Ketika mendengar ulasan tentang kelalaian polisi dalam mempergunakan senjata api yang dipercayakan kepada mereka, saya hanya bisa mengangguk tanda setuju. Pasalnya saya sendiri pernah menjadi korban salah tembak yang dilakukan oleh seorang personel kepolisian. Namun Alhamdulillah, sebagai murid Kang Masrukhan, pimpinan Asosiasi Parapsikologi Nusantara, saya tidak pernah lupa membawa Mustika Merah Delima kemanapun saya pergi.

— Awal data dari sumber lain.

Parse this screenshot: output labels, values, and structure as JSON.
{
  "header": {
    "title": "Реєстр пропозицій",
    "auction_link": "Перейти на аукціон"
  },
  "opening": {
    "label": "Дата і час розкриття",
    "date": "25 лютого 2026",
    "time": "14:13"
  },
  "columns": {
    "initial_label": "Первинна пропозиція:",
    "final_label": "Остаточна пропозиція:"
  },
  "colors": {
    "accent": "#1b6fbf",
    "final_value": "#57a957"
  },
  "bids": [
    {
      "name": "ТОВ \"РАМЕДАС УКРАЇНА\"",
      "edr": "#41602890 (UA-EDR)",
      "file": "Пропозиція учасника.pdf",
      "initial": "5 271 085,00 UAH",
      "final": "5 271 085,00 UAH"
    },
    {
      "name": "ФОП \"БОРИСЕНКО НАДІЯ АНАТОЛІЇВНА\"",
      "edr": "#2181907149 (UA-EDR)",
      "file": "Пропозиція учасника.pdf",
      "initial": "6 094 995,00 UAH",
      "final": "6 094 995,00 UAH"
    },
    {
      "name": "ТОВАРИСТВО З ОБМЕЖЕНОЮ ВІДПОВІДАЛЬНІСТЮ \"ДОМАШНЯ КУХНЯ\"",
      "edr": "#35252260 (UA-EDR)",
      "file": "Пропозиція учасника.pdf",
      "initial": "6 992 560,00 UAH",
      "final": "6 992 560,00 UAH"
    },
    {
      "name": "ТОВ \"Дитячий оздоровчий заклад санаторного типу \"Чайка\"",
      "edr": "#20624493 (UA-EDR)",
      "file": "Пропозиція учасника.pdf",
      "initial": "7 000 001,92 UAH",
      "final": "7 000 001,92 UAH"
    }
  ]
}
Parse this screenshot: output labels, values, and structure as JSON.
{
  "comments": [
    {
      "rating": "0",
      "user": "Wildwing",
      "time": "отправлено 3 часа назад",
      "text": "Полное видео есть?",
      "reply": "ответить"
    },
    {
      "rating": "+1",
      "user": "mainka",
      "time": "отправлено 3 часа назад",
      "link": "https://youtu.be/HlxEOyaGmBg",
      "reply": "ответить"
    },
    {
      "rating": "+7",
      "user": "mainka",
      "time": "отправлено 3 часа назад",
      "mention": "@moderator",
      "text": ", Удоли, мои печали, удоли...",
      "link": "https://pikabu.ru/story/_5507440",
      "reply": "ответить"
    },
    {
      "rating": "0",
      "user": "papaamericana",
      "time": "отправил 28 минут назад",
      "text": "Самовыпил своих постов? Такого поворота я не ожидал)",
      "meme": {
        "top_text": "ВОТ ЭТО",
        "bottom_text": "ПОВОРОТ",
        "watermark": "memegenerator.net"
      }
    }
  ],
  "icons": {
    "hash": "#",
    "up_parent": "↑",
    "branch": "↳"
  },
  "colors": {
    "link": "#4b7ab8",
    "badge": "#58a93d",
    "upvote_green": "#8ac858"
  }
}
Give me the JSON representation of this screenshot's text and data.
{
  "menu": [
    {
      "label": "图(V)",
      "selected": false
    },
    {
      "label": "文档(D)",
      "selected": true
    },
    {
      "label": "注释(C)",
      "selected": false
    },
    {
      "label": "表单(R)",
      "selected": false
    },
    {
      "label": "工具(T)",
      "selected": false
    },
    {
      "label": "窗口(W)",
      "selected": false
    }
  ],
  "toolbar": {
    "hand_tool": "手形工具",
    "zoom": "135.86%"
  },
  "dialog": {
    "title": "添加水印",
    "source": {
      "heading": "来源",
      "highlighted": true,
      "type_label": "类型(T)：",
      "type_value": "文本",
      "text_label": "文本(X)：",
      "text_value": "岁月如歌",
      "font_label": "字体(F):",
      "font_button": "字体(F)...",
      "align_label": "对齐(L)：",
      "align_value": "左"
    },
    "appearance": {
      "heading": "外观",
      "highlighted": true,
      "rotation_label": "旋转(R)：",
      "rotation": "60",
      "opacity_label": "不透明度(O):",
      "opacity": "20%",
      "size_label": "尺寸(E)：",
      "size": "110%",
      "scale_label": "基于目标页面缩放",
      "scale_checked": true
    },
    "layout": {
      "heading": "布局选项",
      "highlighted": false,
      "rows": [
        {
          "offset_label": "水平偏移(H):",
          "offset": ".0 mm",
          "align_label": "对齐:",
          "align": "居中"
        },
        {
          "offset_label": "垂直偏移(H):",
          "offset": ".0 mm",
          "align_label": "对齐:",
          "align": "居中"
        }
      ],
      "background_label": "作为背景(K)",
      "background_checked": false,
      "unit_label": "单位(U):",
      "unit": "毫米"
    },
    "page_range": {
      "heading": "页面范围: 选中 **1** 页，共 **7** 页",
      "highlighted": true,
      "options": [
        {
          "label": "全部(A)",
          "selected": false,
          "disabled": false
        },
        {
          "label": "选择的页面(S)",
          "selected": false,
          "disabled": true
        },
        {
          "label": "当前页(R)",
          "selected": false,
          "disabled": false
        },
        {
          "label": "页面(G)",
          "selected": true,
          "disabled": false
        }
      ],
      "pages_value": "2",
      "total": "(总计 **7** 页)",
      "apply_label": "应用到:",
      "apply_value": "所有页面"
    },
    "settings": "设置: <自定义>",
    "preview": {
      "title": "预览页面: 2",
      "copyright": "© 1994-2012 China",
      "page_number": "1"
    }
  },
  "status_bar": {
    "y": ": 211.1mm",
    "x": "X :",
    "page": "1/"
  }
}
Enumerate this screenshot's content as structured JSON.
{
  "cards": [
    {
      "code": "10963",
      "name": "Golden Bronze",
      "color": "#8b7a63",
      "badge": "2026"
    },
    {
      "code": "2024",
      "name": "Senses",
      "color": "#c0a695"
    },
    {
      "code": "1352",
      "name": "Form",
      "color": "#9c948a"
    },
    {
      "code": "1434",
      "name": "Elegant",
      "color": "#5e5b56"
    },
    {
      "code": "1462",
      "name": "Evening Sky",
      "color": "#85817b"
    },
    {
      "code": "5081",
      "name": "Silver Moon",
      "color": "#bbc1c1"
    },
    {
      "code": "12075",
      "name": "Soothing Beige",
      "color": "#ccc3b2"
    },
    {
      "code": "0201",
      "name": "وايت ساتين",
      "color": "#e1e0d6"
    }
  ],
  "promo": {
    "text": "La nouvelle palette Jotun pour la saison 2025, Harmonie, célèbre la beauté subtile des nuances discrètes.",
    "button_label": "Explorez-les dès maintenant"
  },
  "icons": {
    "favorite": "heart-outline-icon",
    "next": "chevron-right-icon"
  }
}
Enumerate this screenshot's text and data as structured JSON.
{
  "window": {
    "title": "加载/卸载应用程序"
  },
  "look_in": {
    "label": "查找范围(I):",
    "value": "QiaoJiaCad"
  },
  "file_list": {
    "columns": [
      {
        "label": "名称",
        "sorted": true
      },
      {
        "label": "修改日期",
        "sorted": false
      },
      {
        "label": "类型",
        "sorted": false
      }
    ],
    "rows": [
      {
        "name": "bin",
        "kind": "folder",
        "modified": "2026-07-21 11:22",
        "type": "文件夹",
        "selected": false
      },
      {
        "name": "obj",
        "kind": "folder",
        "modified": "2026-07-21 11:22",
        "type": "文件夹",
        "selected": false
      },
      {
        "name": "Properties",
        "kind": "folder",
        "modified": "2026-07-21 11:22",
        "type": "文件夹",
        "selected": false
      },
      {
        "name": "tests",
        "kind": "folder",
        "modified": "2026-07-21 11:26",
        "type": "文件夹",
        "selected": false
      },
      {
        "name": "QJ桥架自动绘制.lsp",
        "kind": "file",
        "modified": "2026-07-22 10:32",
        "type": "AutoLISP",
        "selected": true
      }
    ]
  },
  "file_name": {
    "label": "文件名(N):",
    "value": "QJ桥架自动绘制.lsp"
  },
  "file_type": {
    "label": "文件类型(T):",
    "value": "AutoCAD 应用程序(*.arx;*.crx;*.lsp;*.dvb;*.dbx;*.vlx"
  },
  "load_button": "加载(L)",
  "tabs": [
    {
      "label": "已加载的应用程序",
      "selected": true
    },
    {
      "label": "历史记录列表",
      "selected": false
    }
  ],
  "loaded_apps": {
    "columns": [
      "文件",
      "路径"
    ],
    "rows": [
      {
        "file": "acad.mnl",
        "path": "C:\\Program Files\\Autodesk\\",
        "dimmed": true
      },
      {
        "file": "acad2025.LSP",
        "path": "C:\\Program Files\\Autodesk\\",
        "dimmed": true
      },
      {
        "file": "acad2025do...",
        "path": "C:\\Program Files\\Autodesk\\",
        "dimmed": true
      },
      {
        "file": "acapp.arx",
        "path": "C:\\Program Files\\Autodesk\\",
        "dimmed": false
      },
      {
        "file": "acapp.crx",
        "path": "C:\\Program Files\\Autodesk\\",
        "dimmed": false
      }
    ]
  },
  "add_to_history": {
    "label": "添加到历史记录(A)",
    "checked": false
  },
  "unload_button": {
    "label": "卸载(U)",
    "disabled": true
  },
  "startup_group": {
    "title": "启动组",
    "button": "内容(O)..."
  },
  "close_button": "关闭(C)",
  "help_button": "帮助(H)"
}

Berkat Mustika Merah Delima tersebut tembakan yang mengarah persis ke arah dahi saya meleset beberapa inchi.

Pengalaman yang tidak akan pernah saya lupakan tersebut terjadi sekitar tiga minggu sebelum hari lebaran tahun lalu. Saya yang tidak tahu apa-apa kebetulan tengah berjalan di sebuah gang tikus ketika seorang polisi mengejar tersangka pencurian yang berusaha melarikan diri. Entah karena sempitnya gang atau karena gesitnya si pencuri, ujung pistol yang diacungkan petugas kepolisian tersebut malah mengarah ke kening saya.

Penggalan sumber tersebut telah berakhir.